Com o tempo, deixou de poder coser e cortar a direito, pelo que o patrão
acabou, com muita pena, por a despedir. Começou a andar aos dias pelas
casas, mas era tal a frequência das peças partidas que nenhuma senhora
solicitava, já, os seus serviços.
A crise económica que assolava o País e a exiguidade dos proventos
–
pensões de viuvez e de invalidez, calculadas a partir de contribuições
diminutas a que os patrões não tinham conseguido fugir
–
não lhe
permitiram manter, por muito tempo, a casita herdada da mãe, tendo de se
alojar num alpendre, situado nas traseiras de um armazém de sal do Canal
de São Roque, cedido pelo Ricardo Algibé a troco da limpeza e guarda das
instalações.
Um dia, Felicidade pensou que se tinha levantado um poucochinho o
cerrado nevoeiro há muito caído sobre si: a Deolinda fazia limpezas, num
bar da Praça do Peixe.
Todavia, dentro de pouco tempo, a névoa voltou a adensar-se. A Linda
começou com desejos, enjoos e vómitos provocados por um ucraniano,
grelhador no predito estabelecimento, anseios e incómodos esses que só
passaram no fim do Verão, com o nascimento da netinha da Felicidade.

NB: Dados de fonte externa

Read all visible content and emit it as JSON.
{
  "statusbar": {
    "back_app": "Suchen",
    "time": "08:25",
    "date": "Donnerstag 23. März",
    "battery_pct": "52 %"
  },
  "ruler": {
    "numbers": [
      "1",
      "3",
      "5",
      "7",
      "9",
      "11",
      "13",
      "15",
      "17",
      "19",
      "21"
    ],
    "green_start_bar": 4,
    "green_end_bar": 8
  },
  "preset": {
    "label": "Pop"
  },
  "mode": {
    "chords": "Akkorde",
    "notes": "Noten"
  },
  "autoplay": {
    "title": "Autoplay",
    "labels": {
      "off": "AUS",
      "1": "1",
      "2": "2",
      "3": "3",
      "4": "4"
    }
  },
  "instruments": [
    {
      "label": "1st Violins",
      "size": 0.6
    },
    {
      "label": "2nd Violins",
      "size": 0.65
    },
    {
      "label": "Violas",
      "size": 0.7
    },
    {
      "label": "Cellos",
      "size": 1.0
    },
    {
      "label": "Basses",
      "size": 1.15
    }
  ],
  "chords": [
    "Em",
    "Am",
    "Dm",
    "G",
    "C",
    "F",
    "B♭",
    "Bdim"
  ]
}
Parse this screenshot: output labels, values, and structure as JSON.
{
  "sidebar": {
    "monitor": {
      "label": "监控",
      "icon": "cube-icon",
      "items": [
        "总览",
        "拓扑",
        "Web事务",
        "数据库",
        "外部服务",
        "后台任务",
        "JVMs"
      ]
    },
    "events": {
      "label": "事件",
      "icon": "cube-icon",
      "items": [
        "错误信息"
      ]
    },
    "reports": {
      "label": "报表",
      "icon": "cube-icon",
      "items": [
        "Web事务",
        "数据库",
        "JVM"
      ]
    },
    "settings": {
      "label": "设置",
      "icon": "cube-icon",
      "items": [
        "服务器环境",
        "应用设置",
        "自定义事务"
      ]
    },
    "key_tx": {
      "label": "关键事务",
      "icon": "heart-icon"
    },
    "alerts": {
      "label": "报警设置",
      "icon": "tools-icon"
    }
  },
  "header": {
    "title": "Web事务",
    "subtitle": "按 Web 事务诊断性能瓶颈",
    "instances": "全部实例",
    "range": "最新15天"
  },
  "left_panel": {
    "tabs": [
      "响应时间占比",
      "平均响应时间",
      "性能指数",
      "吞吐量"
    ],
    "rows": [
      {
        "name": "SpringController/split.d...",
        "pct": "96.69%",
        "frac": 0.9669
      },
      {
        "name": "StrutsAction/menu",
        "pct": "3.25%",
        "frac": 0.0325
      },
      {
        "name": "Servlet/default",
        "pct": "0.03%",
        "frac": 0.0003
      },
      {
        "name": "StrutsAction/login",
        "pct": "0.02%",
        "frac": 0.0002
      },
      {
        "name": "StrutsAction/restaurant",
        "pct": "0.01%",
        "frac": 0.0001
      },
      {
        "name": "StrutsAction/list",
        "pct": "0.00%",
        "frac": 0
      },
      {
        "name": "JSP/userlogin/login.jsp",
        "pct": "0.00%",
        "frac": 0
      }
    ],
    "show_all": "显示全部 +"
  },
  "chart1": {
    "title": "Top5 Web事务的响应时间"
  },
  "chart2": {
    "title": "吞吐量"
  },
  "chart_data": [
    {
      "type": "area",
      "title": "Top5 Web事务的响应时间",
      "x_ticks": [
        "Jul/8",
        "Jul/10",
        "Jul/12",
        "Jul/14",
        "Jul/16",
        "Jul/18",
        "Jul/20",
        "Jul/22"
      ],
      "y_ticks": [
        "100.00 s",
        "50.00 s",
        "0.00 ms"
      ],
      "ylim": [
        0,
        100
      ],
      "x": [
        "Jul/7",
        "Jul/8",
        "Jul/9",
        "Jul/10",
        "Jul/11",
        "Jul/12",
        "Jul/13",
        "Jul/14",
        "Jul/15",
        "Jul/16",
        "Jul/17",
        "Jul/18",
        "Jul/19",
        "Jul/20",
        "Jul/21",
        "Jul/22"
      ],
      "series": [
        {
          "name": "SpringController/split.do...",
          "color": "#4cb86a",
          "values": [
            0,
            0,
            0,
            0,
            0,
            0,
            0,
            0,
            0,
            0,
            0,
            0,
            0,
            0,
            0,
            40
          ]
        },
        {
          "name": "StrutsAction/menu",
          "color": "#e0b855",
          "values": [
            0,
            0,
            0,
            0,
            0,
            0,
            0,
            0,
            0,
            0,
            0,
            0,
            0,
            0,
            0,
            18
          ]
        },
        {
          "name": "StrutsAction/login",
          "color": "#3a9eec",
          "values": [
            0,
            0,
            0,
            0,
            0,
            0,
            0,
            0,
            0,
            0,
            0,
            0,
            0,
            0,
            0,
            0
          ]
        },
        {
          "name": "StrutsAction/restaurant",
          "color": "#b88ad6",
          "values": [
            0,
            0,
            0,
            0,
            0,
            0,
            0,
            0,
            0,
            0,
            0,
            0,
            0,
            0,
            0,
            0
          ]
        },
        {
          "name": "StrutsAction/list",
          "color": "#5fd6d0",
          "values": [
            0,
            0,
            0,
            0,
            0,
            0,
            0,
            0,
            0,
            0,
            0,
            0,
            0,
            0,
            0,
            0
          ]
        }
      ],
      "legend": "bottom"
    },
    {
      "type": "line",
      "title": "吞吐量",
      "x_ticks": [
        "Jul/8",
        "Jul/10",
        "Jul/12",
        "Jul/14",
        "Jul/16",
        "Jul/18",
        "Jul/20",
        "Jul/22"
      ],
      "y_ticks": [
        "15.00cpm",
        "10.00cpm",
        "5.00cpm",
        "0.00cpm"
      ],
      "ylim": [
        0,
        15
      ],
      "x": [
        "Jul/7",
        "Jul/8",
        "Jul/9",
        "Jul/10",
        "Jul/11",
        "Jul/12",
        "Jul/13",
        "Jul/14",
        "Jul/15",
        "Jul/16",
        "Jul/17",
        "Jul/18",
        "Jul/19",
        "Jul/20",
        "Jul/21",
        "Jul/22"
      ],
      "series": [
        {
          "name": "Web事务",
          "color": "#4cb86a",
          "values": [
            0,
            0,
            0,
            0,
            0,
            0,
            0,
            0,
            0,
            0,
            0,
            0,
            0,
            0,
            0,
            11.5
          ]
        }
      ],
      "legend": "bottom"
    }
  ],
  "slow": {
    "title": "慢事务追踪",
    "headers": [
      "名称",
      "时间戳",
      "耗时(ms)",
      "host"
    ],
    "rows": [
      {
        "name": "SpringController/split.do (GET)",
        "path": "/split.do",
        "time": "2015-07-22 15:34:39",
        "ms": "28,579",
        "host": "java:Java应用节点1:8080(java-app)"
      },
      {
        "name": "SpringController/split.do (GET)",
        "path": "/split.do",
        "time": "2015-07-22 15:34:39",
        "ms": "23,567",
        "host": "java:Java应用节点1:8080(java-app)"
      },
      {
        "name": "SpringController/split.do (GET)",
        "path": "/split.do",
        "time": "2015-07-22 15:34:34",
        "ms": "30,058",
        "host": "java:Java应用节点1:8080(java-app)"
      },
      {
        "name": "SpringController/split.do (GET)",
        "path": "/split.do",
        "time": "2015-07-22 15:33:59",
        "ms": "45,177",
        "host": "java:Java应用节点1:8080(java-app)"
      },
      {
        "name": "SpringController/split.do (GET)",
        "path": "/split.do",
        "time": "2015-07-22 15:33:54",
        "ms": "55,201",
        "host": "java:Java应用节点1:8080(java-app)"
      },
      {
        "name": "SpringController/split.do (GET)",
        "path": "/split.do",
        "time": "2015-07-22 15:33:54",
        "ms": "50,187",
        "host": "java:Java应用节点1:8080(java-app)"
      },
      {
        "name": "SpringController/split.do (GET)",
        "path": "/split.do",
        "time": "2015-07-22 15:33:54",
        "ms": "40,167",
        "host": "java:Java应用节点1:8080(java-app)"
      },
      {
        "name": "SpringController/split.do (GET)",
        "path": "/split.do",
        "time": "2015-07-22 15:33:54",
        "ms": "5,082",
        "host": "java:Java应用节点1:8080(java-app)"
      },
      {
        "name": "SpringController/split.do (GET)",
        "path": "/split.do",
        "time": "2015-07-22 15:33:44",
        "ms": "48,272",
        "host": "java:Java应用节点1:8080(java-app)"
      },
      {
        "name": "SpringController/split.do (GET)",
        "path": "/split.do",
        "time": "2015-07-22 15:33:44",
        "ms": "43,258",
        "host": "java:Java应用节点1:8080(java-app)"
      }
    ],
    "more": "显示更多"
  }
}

O Outono veio seco e o Inverno começou muito frio. Numa noite de
Janeiro, Felicidade estava desesperada. A neta chorava de fome e frio; a
filha, com gripe e cheia de febre, delirava palavras incompreensíveis.
Tentou impedir a entrada do vento glacial, calafetando com trapos e
papéis as frinchas do postigo e a soleira da porta, mas com o avançar da
noite a temperatura continuava a descer. De repente, teve uma ideia
–
no
armazém havia um aquecedor a gás. Foi buscá-lo, contudo, antes de o
acender, pensou em voz alta:
– O que resolvo eu com uma noite de calor? Amanhã, a minha neta não
deixará de ter fome, a minha filha será a mesma desgraçada e eu
continuarei a não poder valer-lhes.
O rebentar de um morteiro lembrou-lhe que era a última noite das Festas
de São Gonçalinho. Olhou para a imagem do Santo e veio-lhe à ideia:
“Ó minha rica menina, meu anjinho, meu mais que tudo! Prometo-te que,
com a ajuda do nosso São Gonçalinho, nunca te deixarei passar pelas
misérias que eu e a pobre da tua mãe temos sofrido.” Sempre tinha
sido uma mulher de palavra. Decidiu, nesse momento, cumprir a sua parte
da promessa, pensando que o estouro do foguete tinha sido um sinal do
seu Santinho. Abriu o gás e, ao ouvir o primeiro estralejar da girândola
final, acendeu o fósforo. O estouro da explosão fundiu-se com o estrondo
do foguetório, fazendo pensar, a quem ouviu, que a Mordomia desse ano se
tinha esmerado, pois não havia memória de tão potente fogo de artifício.
No dia seguinte, à tardinha, na Praça junto aos Arcos, comentavam-se os
dois acontecimentos, gabando a maior parte dos presentes a grandiosidade
dos festejos, especialmente da foguetaria, lamentando alguns a tragédia
que se tinha abatido sobre aquela infeliz família. O Zé Canhoto, quando
se despediu para ir às batatas, disse:
– Tenho, cá para mim, que o São Gonçalinho se sentiria muito mais
honrado se, em vez de terem mandado ao ar tantos milhares de euros,
tivessem utilizado essa barcada de massa para ajudar os pobres do nosso
bairro, evitando desgraças como a de ontem.
– Vai-te embora, água bórica! És um má língua! Põe-te a pau com essas
bocas, porque o São Gonçalinho é vingativo!
Foi a resposta que ouviu, com um sorriso triste de... infelicidade.